‘Bitter Root’ #1: An Endorsement

The Harlem Renaissance. Black life. Root work. Jazz. Diesel Funk (shout out to Tim Fielder) Monsters and monster hunting. Family. Action. Challenging of gender stereotypes. Camaraderie. Mysterious villains. A world adjacent to the world of the normals. Bitter Root delivers all this, and more. It also asks some very good questions.

One of the problems I’ve always had with horror and horror-adjacent material is that very few things are more frightening than being Black in the world. If we can’t be safe in Kroger’s, in church, being stopped by police, walking with our loved ones, going to school, where can we be safe? This book tackles this head on, without flinching, without apology.


In one of the most breathtaking comics I’ve read in years, Bitter Root follows the Sangeryes, a family that has a history of hunting monsters on two fronts: root work (folk magic) and direct confrontation. They are tight knit, loving, but not above the affectionate insult.

How these characters are written is a testament to the creator’s understanding of family dynamics. The dialogue, though inflated, rings true. There is a rhythm between the characters that so many other comics fail capture.


In the book’s primary action set-piece, Burg and Cullen Sangerye are on a Harlem rooftop attempting to capture a Jinoo, a kind of demon that possess humans. Burg is watching Cullen do his best — and failing — to secure the Jinoo. The dialogue and art deftly informs us that this is a “making bones” moment — Cullen has to prove that he belongs, that he can earn his monster hunting keep.

While this is happening on the roof, matriarch Ma Etta and Burg and Cullen’s cousin, Blink, are mixing roots in the apartment below. Blink wants to help, but Ma Etta is firm, “In this family, men do the brawn work. Women do the brain work. Women only fight when we ain’t got no other options.” If we were mapping Joseph Campbells’ Hero’s Journey onto this story, this is the ‘call to adventure.’


Blink defies Miss Etta and lends a hand, a foot, and a staff to her cousins. Very few artists can illustrate effective (and coherent) fight scenes, but Sanford Greene and Rico Renzi do a masterful job of taking us into sweat and bad breath range. The fight scenes are dynamic, intense, and I know precisely who was hitting whom, and where the hits were landing. So many other artists can take a cue from these folks on how to render a fight scene.

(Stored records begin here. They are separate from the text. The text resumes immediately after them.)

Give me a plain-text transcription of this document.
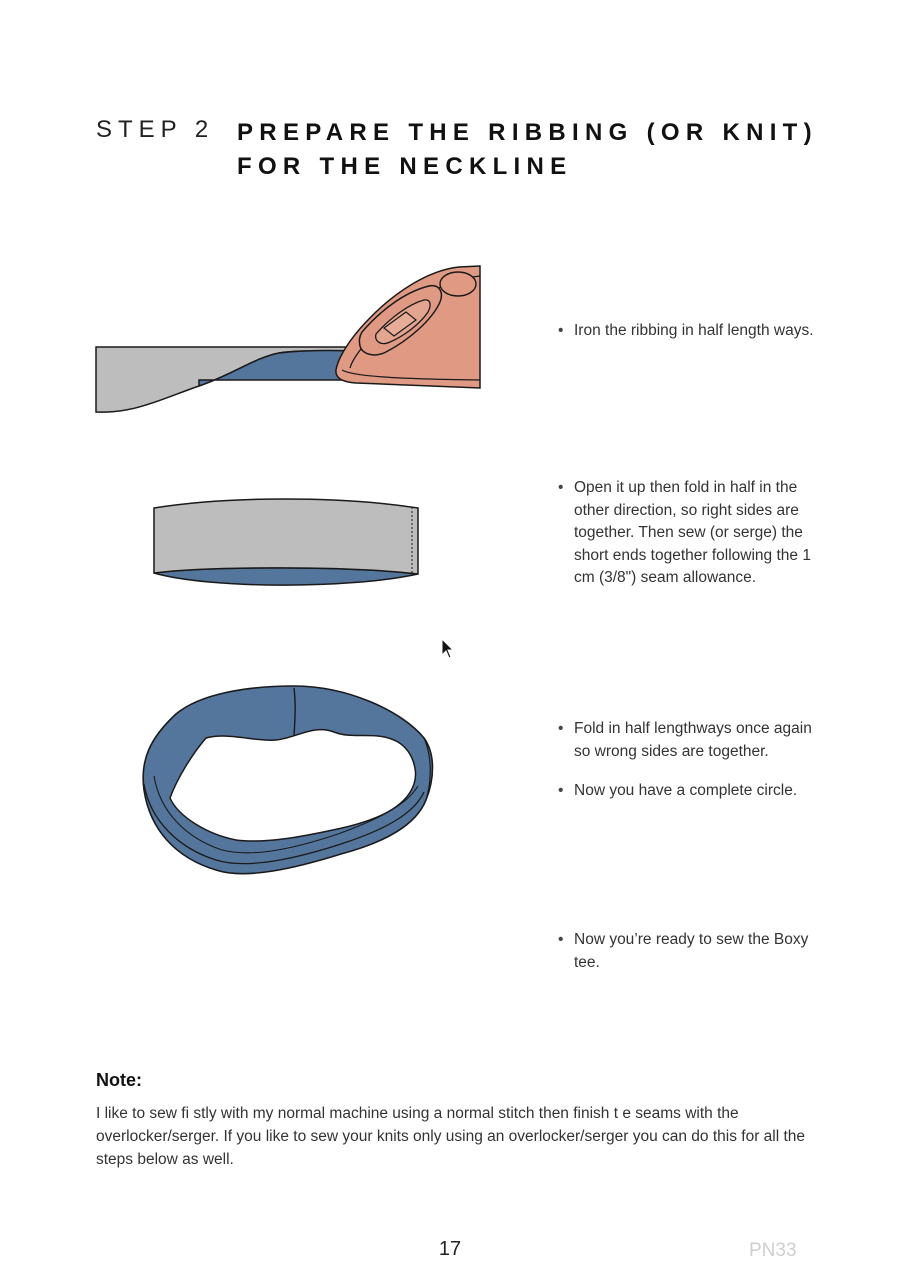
STEP 2 PREPARE THE RIBBING (OR KNIT)
FOR THE NECKLINE
• Iron the ribbing in half length ways.
• Open it up then fold in half in the other direction, so right sides are together. Then sew (or serge) the short ends together following the 1 cm (3/8") seam allowance.
• Fold in half lengthways once again so wrong sides are together.
• Now you have a complete circle.
• Now you’re ready to sew the Boxy tee.
Note:
I like to sew fi stly with my normal machine using a normal stitch then finish t e seams with the overlocker/serger. If you like to sew your knits only using an overlocker/serger you can do this for all the steps below as well.
17	PN33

The last thing I will say about the first issue of Bitter Root is that it feels real. Despite the fantastic elements, this particular Harlem feels as if it existed — the world-building is top notch. The opening two pages set the jazz-age mood perfectly. From the clothing, the musicians, the angles of the bodies as they dance — rarely has a couple of pages said so much. This is what happens when you get to represent your culture, your way, with little to no interference from outside powers.

I don’t want to spoil it for you, so I will not go on any further. I’ll leave you with this: This comic is the reason that the comic book form exists.

What: Bitter Root #1
Who: David F. Walker, Chuck Brown, Sanford Greene, Rico Renzi, Clayton Cowles, Jarreau Wimberly, Heather Antos
Publisher: Image Comics
Release Date: November 14, 2018
Rating: Full and unequivocal endorsement.

One thought on “‘Bitter Root’ #1: An Endorsement

  1. “This comic is the reason that the comic book form exists.” Well, that about says it, doesn’t it? Thanks for this review, Shawn. Now I gotta get my hands on Bitter Root.